Experimental Study on Header-Orifice Vapor-Liquid Separation Unit Using Zeotropic Mixture

Vapor-liquid separation technology can enhance heat transfer while reducing pressure drop. The vapor-liquid separation unit is key to achieving efficient vapor-liquid separation. A visualization experiment of the header-orifice separator is conducted in this study using the zeotropic mixture R1234ze（E）/R32 （mass fraction ratio， 80/20） to investigate the vapor-liquid separation characteristics under different conditions and obtain the effective separation range. The results show that increasing the inlet dryness vapor quality， reducing the inlet mass-flow rate， increasing the flow cross-sectional area of the lower outlet branch， and expanding the separation aperture can improve the separation efficiency， among which the inlet mass-flow rate contributes the most significantly to the separation efficiency.
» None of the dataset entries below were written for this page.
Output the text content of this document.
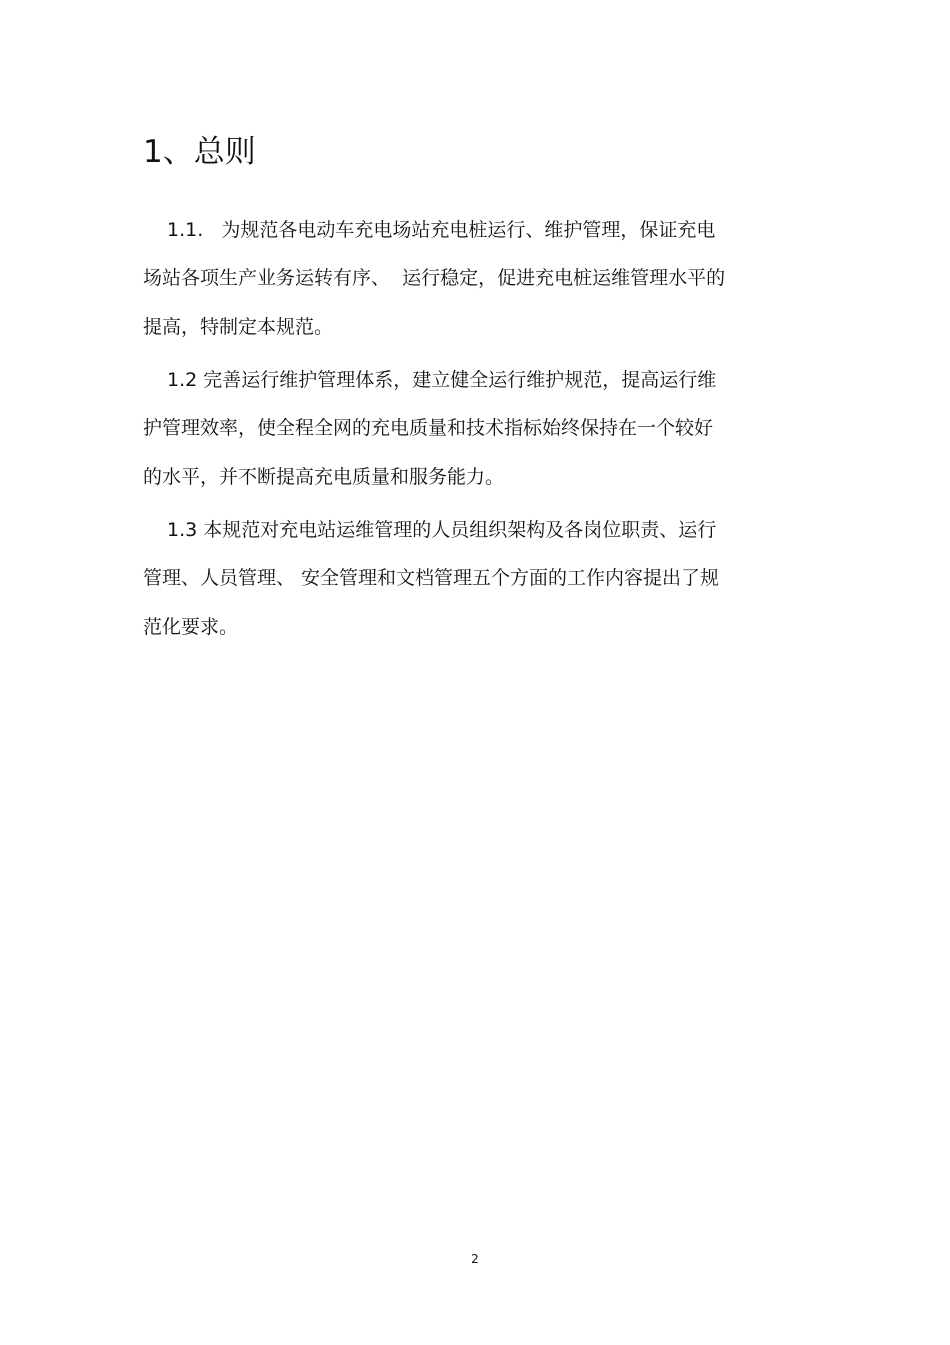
1、总则
1.1.   为规范各电动车充电场站充电桩运行、维护管理，保证充电
场站各项生产业务运转有序、  运行稳定，促进充电桩运维管理水平的
提高，特制定本规范。
1.2 完善运行维护管理体系，建立健全运行维护规范，提高运行维
护管理效率，使全程全网的充电质量和技术指标始终保持在一个较好
的水平，并不断提高充电质量和服务能力。
1.3 本规范对充电站运维管理的人员组织架构及各岗位职责、运行
管理、人员管理、 安全管理和文档管理五个方面的工作内容提出了规
范化要求。
2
In the effective separation area， when the flow rate increases from 18 to 12 g/s， the separation efficiency increases by 14.0%. The inlet mass-flow rate， valve opening， and separation aperture minimally affects the size of the effective separation dryness range； however， for the deviation of the effective separation area dryness range， the inlet mass-flow rate exerts the greatest impact， followed by the separation aperture， whereas the valve opening exerts the least impact.